Received for publication July 25, 2007; accepted for publication August 7, 2007. * Address for reprints: William J. Brawn, FRCS, FRACS, Consultant Cardiothoracic Surgeon, Department of Cardiothoracic Surgery, Birmingham Childrens Hospital, Steelhouse Lane, Birmingham B4 6NH, United Kingdom. (Email: william.brawn@bch.nhs.uk).
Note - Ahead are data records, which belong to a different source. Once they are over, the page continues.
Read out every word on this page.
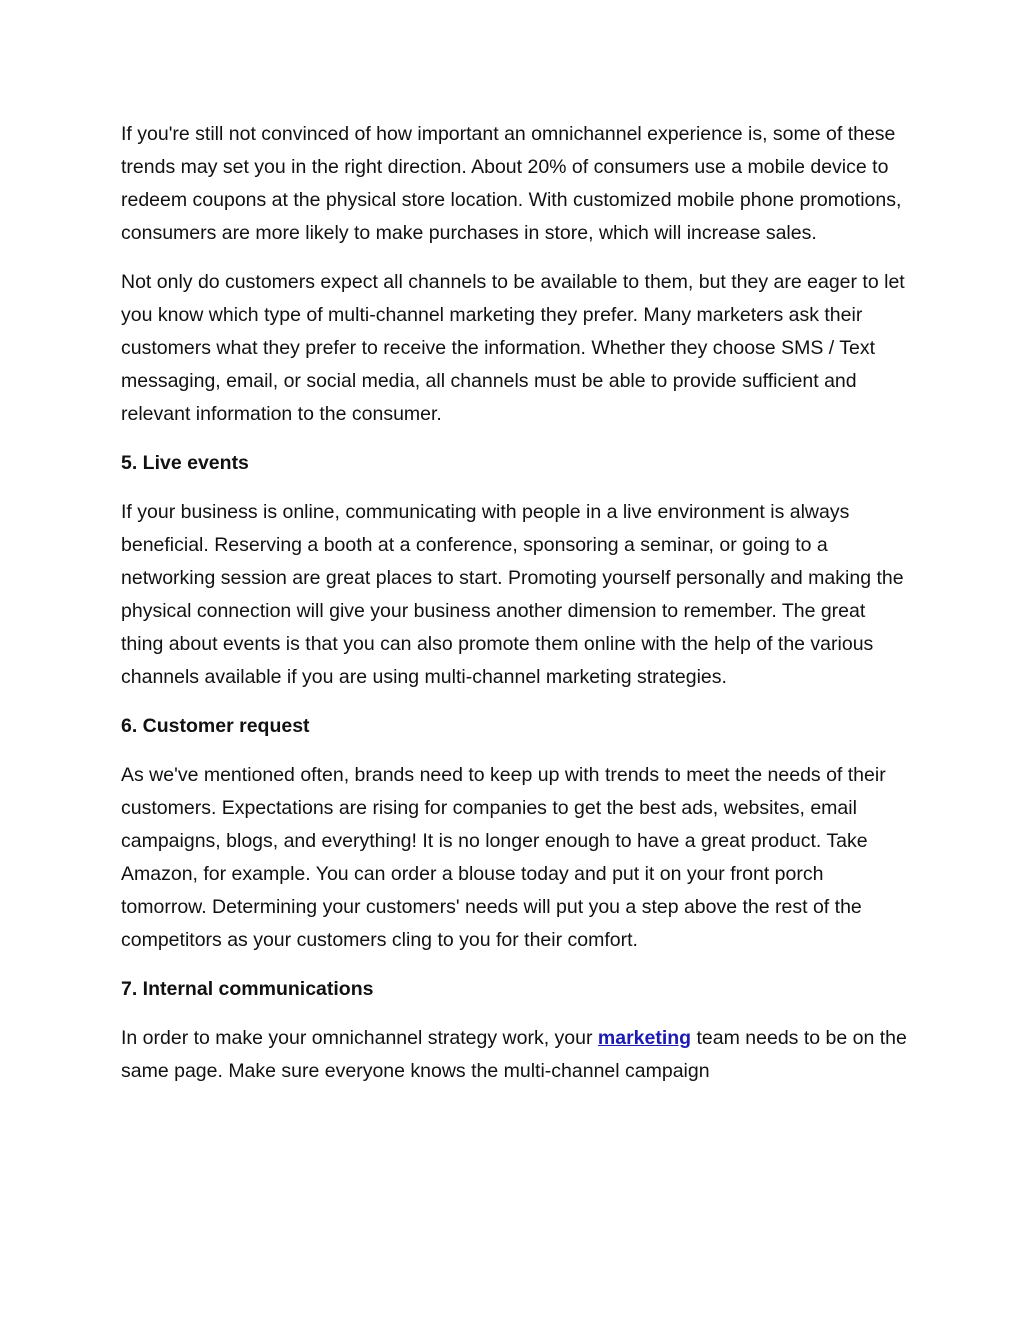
If you're still not convinced of how important an omnichannel experience is, some of these trends may set you in the right direction. About 20% of consumers use a mobile device to redeem coupons at the physical store location. With customized mobile phone promotions, consumers are more likely to make purchases in store, which will increase sales.

Not only do customers expect all channels to be available to them, but they are eager to let you know which type of multi-channel marketing they prefer. Many marketers ask their customers what they prefer to receive the information. Whether they choose SMS / Text messaging, email, or social media, all channels must be able to provide sufficient and relevant information to the consumer.

5. Live events

If your business is online, communicating with people in a live environment is always beneficial. Reserving a booth at a conference, sponsoring a seminar, or going to a networking session are great places to start. Promoting yourself personally and making the physical connection will give your business another dimension to remember. The great thing about events is that you can also promote them online with the help of the various channels available if you are using multi-channel marketing strategies.

6. Customer request

As we've mentioned often, brands need to keep up with trends to meet the needs of their customers. Expectations are rising for companies to get the best ads, websites, email campaigns, blogs, and everything! It is no longer enough to have a great product. Take Amazon, for example. You can order a blouse today and put it on your front porch tomorrow. Determining your customers' needs will put you a step above the rest of the competitors as your customers cling to you for their comfort.

7. Internal communications

In order to make your omnichannel strategy work, your marketing team needs to be on the same page. Make sure everyone knows the multi-channel campaign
| The first 20% of the full text of this article appears below. |
Occlusion of the left coronary ostium by an aortic valve leaflet is a rare but well-described variant of aortic valve morphology. We report this finding in a neonate with a number of cardiac abnormalities, substantiating the theory that it is a congenital abnormality of aortic valve development.
Clinical Summary
A 3-day-old boy who weighed 2.7 kg presented with poor feeding and lethargy after an uneventful normal vaginal delivery at term. Examination revealed tachypnea, poor peripheral pulses, and a systolic murmur. An echocardiogram revealed normal atrial arrangement, atrial septal defect with bidirectional flow, muscular outlet ventricular septal defect, subaortic stenosis (left ventricular outflow tract diameter of 4 mm), dysplastic stenotic aortic valve with a maximum root diameter of 4.8 mm (Figure 1), type A interrupted aortic arch, moderate-sized ductus arteriosus, and normal-volume left ventricle with impaired systolic function. After stabilization with prostaglandin E2 (7.5 ng/kg/min) and dobutamine (5 µg/kg/min), surgery was undertaken at 9 days.